A few recent events remind me of our constant values, before and during the pandemic, in working for co-existence, aiding in Israel’s medical cooperation with other nations and advancing women’s rights.
HMO is known for the diversity of its medical staff and patient population, but sometimes the connections are especially personal. Yael Cohen, a nurse in our Ein Kerem Pediatric Surgery Unit, had never breastfed a baby other than her own, but her maternal instinct took over last month when she volunteered to nurse the baby of an Arab woman who, along with her two daughters, was injured in a car accident. “The 6-year-old we were able to convince to eat,” Cohen explained, “but the 15-month-old baby, used to nursing exclusively, refused the bottle.”
Nor could members of the patients’ extended family coax the baby to eat, so Cohen, also a mother of two, offered to nurse her—and the family readily accepted. “When you need to nurse it’s just about the baby who is crying from hunger,” she said.
We help babies and we help nations: Since the 1960’s, Israel has played an active role in African development, with Hadassah a leader in medical outreach. Our emissaries have performed free eye and spinal surgeries, worked in AIDS treatment, assisted in hospital construction and public health education—among many other initiatives. Last month an Israeli team flew to Equatorial Guinea after a series of explosions (apparently caused by post-harvest stubble burning that spread to a dynamite cache on a nearby military base) killed 100 people and injured hundreds more. HMO surgeon Dr. Asaf Kedar was the trauma specialist on the 67-member mission. Many of those he treated were children with multiple injuries.
Some missions require extreme patience. One example is the Equal Rights Amendment, with its simple language: “Equality of rights under the law shall not be denied or abridged by the United States or by any state on account of sex.” But 98 years after it was first proposed, the amendment is still not in the United States Constitution.

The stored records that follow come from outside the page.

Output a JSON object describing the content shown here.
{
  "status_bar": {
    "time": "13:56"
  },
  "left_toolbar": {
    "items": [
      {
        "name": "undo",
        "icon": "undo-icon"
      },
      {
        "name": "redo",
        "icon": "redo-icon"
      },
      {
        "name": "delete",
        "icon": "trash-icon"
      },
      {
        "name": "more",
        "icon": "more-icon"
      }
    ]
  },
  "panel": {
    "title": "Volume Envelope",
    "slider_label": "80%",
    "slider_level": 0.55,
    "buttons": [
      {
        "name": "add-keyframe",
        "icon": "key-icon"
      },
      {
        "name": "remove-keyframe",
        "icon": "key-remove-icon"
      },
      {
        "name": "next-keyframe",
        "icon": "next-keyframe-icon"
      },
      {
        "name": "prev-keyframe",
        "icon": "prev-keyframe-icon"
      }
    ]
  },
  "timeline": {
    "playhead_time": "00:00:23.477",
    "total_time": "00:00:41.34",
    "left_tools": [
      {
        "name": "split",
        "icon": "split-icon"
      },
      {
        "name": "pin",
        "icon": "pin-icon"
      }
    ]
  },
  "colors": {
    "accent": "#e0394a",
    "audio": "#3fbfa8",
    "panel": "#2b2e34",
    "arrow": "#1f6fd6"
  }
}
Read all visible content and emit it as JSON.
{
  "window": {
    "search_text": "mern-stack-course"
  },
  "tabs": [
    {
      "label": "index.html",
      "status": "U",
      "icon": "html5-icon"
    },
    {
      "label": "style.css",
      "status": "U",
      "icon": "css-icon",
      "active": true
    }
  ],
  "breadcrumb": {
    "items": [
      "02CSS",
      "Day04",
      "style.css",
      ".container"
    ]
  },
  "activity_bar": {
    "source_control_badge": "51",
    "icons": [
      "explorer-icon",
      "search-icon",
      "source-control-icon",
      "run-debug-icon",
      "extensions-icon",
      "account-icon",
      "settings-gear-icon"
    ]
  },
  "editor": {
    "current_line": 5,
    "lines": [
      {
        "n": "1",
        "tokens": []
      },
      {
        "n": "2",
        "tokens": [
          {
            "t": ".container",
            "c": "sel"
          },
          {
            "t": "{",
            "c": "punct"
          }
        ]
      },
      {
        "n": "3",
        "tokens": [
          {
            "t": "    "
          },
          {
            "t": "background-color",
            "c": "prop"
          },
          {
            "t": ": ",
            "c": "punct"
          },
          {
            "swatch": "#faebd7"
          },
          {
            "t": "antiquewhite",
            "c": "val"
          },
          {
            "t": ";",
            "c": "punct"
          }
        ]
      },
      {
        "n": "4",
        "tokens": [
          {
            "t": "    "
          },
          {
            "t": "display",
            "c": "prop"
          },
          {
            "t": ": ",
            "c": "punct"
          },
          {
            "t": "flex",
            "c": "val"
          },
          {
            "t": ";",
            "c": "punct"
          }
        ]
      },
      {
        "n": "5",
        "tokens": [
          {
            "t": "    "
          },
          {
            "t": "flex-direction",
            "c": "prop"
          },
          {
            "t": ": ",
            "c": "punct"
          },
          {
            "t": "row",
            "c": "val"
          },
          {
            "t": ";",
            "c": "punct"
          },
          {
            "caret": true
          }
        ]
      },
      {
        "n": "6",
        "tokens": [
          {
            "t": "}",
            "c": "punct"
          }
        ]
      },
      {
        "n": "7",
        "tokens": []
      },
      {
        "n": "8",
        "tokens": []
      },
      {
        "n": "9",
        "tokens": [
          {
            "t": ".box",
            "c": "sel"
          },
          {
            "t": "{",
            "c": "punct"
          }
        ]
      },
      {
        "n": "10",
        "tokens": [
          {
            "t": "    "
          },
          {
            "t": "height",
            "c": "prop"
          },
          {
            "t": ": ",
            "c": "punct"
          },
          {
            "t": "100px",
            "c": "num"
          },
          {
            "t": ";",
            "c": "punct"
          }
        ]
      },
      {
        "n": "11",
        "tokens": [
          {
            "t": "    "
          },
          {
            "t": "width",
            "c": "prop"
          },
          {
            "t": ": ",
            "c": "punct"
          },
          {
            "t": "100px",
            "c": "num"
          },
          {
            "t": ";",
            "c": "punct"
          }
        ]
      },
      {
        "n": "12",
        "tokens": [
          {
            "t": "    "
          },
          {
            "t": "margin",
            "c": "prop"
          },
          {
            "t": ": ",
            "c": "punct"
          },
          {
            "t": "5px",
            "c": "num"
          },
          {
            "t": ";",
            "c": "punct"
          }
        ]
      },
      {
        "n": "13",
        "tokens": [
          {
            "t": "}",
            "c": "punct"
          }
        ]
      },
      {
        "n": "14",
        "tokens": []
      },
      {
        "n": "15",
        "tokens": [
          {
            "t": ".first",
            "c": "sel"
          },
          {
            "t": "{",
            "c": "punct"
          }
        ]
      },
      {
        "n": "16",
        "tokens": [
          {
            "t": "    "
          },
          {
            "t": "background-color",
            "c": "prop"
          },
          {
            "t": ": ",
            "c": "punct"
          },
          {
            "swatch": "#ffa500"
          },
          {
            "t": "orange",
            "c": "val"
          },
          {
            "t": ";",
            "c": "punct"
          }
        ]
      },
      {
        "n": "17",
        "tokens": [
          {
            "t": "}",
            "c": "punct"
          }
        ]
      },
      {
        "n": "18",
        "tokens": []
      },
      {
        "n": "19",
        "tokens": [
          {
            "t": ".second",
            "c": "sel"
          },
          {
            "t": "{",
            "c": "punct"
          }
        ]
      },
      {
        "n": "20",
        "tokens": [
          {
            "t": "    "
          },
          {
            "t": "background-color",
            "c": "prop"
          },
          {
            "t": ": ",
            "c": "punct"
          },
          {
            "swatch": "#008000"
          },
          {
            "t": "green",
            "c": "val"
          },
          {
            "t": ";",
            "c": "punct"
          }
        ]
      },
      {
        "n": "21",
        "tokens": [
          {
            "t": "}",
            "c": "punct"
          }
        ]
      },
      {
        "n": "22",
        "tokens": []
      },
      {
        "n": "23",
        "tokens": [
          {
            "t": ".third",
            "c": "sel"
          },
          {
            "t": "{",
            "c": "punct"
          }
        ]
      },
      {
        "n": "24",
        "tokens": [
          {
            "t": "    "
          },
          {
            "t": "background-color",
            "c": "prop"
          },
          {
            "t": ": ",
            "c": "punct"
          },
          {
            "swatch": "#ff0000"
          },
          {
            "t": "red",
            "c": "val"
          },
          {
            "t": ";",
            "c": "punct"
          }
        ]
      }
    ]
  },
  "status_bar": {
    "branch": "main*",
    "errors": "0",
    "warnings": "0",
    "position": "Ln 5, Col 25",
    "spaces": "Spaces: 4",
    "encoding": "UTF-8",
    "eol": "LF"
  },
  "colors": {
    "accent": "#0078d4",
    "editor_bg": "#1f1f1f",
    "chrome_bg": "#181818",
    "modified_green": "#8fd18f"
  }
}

Final approval is now closer than ever. In January 2020, Virginia became the 38th state to ratify the ERA, meeting the constitutional threshold of approval by three-quarters of the states. It was Virginia House Speaker Eileen Filler-Corn—a Hadassah Life Member—who announced her state’s pivotal vote. But then-Attorney General William Barr ruled that the ratification requirement had not been met because the deadline for it had passed in 1982.
In January 2021, the United States House of Representatives approved a bipartisan resolution to override the deadline, but the Senate has not voted on it. The Biden Administration is on record supporting the ERA, and in a recent Ms. magazine article, Rep. Carolyn Maloney argues that Attorney General Merrick Garland can overturn Barr’s opinion and make the ERA the 28th amendment.
The ERA has long been on Hadassah’s advocacy agenda. Over the decades, we have repeatedly affirmed our support. We urge our members to speak out in the final push to secure the amendment’s place in the Constitution—for ourselves, our grandmothers, our granddaughters and for America.